We can hardly be wrong, then, in thinking that this valuable fragment of Mercian law in using the word sceatt referred back to ancient custom before the sceatt had been superseded by the penny, and therefore must be good evidence that the silver coins called sceatts in Mercia were similar to those called scætts in Kent. In other words the Kentish scætt, notwithstanding the slight difference in spelling, was almost certainly the silver sceatt of 28·8 wheat-grains, i.e. twenty to the Roman ounce.

It is quite true that the word sceatt was used in the laws in two senses, sometimes for ‘money’ or ‘property,’ and sometimes for the coin.[283] But so also was the scætt of the Kentish laws.[284] And it may not always be easy to ascertain with certainty which meaning is the right one.

But the Kentish and Mercian laws were not alone in using the word for the silver coin. The phrase ‘sceatts and scillings’ was elsewhere used to denote the typical smaller and larger monetary unit, or perhaps we ought to say the silver and the gold unit.

In the tenth-century translation of the New Testament the word denarius is translated by ‘pæning;’ for long before this the penny of 32 wheat-grains had superseded the old coinage of the ‘Sceatt series.’ But in the translation of Ulphilas the word ‘skatt’ is used for the silver denarius.[285]

At the same time it is important to observe that the word scilling was the Gothic word applied to the gold solidus in legal documents of the sixth century during Gothic rule in Italy.

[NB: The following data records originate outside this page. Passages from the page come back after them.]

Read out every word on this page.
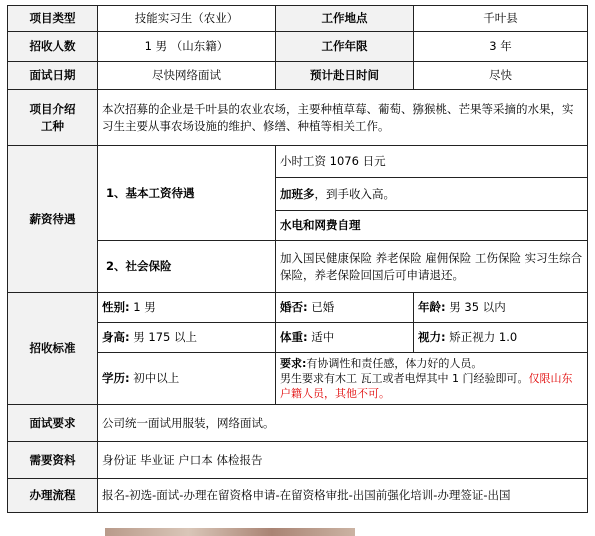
项目类型	技能实习生（农业）	工作地点	千叶县
招收人数	1 男 （山东籍）	工作年限	3 年
面试日期	尽快网络面试	预计赴日时间	尽快
项目介绍
工种	本次招募的企业是千叶县的农业农场，主要种植草莓、葡萄、猕猴桃、芒果等采摘的水果，实习生主要从事农场设施的维护、修缮、种植等相关工作。		
薪资待遇	1、基本工资待遇	小时工资 1076 日元	
		加班多，到手收入高。	
		水电和网费自理	
	2、社会保险	加入国民健康保险 养老保险 雇佣保险 工伤保险 实习生综合保险，养老保险回国后可申请退还。	
招收标准	性别: 1 男	婚否: 已婚	年龄: 男 35 以内
	身高: 男 175 以上	体重: 适中	视力: 矫正视力 1.0
	学历: 初中以上	要求:有协调性和责任感，体力好的人员。
男生要求有木工 瓦工或者电焊其中 1 门经验即可。仅限山东户籍人员，其他不可。	
面试要求	公司统一面试用服装，网络面试。		
需要资料	身份证 毕业证 户口本 体检报告		
办理流程	报名-初选-面试-办理在留资格申请-在留资格审批-出国前强化培训-办理签证-出国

According to the bilingual records in the archives of the Gothic church of St. Anastasia at Ravenna payments were made in so many ‘skilligans.’[286] So that probably silver skatts and certainly gold scillings were familiar to the Goths of Italy.

Sceatts and scillings.

Again, sceatts and scillings were evidently the two monetary units familiar to the mind of Cædmon or whoever was the author of the metrical translation of Genesis. In c. xiv. 23 Abraham is made to swear that he would take neither ‘sceat ne scilling’ from the King of Sodom.